As the article goes on to further state, "I did some exploring and found that one reason the NIST list missed so many noise files is because NIST hasn’t yet processed Windows 7 for addition to the list. More than 350 million machines run Windows 7, but apparently none at NIST. Arrrgh! What’s more, the NIST list doesn’t include the components of Microsoft Office 2010 either. Only 100 million machines run Office 2010."

Hence, eDiscovery service providers, and those performing de-NISTing in-house need to be wary of this.  The writers of this blog have discussed this issue in the past, and are certainly troubled by the fact that the NIST seems to regularly lag behind the technology that is already in widespread use by the public.



4 comments:

  1. This is exactly what is wrong in the world of Service Providers offering electronic discovery processing services. First, the NIST list can be obtained for free. What would one expect for that price? I have not heard of anyone wanting to pay for this type of library, service providers dont want to pay for anything. Second, if there was truly an understanding of what is involved in "De-Nisting" this issue is easily overcome. All that needs to be done is to make a hash set or library of files that you want excluded and add those values to your comparative lists. Not a hard task, yet it is overwhelmingly clear that there is not a true understanding of what these lists contain. De-Nisting is not defective since obviously the files identified in the NIST list are excluded when the exclusion process is run. It works. De-Nisting is customizable and you get a result based on the effort you put into defining your comparative set. Service providers are the first ones to take something for free, try to make a dollar and then complain that its not complete even though the process can be upgraded at no cost. Just a little time, understanding and knowledge will get you where you need to be.
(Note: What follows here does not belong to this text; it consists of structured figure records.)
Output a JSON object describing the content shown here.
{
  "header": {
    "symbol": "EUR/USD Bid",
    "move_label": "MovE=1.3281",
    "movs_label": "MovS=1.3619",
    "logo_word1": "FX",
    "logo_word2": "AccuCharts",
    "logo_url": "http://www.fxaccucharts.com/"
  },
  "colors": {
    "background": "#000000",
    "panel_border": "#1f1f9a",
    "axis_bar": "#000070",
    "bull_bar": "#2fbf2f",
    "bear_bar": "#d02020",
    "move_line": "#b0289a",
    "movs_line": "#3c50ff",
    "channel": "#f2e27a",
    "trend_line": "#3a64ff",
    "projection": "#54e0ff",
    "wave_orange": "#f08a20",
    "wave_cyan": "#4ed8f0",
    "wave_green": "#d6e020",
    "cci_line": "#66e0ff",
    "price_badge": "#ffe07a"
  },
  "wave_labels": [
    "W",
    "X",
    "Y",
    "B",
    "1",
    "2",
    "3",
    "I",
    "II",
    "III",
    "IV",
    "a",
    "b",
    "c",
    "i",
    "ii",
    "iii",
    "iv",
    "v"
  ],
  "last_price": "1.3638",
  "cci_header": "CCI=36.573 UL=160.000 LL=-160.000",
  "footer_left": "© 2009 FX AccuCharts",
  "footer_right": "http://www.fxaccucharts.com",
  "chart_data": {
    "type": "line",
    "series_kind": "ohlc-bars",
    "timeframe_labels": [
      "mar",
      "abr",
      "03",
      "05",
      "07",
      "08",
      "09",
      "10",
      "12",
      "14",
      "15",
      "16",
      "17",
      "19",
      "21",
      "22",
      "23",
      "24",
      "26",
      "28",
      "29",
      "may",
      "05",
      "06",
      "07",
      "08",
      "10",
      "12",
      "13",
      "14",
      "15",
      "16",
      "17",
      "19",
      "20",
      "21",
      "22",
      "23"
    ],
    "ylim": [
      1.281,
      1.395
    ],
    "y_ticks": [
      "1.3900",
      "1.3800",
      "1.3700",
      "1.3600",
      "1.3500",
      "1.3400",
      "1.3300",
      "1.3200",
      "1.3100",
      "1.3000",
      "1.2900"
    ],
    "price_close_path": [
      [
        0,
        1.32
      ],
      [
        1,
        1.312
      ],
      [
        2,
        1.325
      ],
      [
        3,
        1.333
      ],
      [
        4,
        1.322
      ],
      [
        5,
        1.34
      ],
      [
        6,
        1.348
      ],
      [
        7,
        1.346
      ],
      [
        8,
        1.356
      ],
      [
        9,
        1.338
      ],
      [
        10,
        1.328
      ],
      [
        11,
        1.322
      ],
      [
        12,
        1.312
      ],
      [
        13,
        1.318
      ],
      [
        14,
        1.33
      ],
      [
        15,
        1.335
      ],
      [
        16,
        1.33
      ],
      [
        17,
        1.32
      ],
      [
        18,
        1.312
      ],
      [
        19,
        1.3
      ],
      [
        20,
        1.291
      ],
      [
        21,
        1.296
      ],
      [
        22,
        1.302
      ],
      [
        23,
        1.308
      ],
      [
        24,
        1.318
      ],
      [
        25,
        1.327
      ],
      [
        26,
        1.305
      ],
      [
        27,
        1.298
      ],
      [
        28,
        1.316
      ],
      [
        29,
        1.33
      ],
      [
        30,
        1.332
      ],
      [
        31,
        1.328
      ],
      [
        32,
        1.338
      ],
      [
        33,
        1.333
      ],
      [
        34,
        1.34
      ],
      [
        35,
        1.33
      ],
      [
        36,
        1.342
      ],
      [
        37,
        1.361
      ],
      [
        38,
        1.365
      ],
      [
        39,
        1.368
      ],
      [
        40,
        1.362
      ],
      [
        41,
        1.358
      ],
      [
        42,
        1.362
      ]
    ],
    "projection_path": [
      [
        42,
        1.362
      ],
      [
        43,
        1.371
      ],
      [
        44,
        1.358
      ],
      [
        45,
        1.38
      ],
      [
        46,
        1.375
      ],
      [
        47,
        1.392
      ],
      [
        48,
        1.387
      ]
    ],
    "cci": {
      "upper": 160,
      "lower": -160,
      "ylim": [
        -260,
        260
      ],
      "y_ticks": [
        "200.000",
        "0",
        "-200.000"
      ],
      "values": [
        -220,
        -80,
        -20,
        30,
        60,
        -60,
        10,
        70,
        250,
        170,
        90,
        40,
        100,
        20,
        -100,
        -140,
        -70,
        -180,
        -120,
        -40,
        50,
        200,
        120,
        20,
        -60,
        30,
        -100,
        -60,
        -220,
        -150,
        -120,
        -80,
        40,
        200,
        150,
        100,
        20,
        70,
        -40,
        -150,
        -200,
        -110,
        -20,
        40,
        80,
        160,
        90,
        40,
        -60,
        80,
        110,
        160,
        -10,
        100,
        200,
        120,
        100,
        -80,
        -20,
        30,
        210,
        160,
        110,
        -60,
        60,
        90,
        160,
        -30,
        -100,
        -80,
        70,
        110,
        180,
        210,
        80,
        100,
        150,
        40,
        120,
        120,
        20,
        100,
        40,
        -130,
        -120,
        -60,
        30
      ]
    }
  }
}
    Michael Bean - Affirm Discovery

    ReplyDelete
  2. Dear Michael:

    Thank you for the comment, and you are exactly right. SRM Legal does customize our own lists, and doesn't rely on the NIST, rather it is used as a starting point. However, there are many providers out there using it as if it was an accurate and complete standard, and it is troubling that there is such a perception. Especially in light of the fact that the NIST, due to budget limitations as pointed out in Craig Ball's article, fails to provide updates based on the most current technologies.
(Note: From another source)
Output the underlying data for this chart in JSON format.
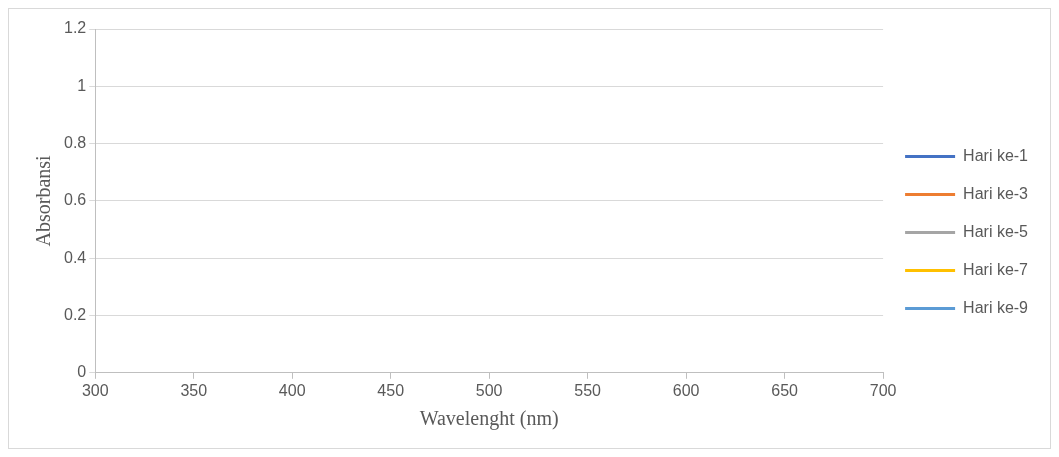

    What I like about this article is that many individuals seem to perceive the NIST list as being a current standard, and it is certainly far from complete.

    ReplyDelete
  3. In My Humble Opinion, I think the problem Craig points out is valid but points more to a general misperception by clients and in some cases an over representation of what the NIST list can be used for by some service providers. First, anyone that knows how the NIST list is generated, what it was/is used for and how it impacts data reduction would know, you can't rely on it solely as some sort of magic wand to eliminate a high percentage of so called system files. Second, our industry due to many crossing over from Forensics to eDiscovery and Ediscovery to Forensics and all other electronic services disciplines, contribute to this mess by stating as fact that DeNisting IS a magic wand. It is no more magic than deduplication, or key word filtering is when any one is used by themselves. The fact that Windows 7 files are not denisted to the level one MIGHT expect is not huge, because honestly if we are not doing some level of additional file and folder analysis after DeNisting we are not serving our clients well. My $0.02

    ReplyDelete
  4. Dear Rich:

    Thanks for the comment, and well said. I fully agree and thanks for the insight.

    ReplyDelete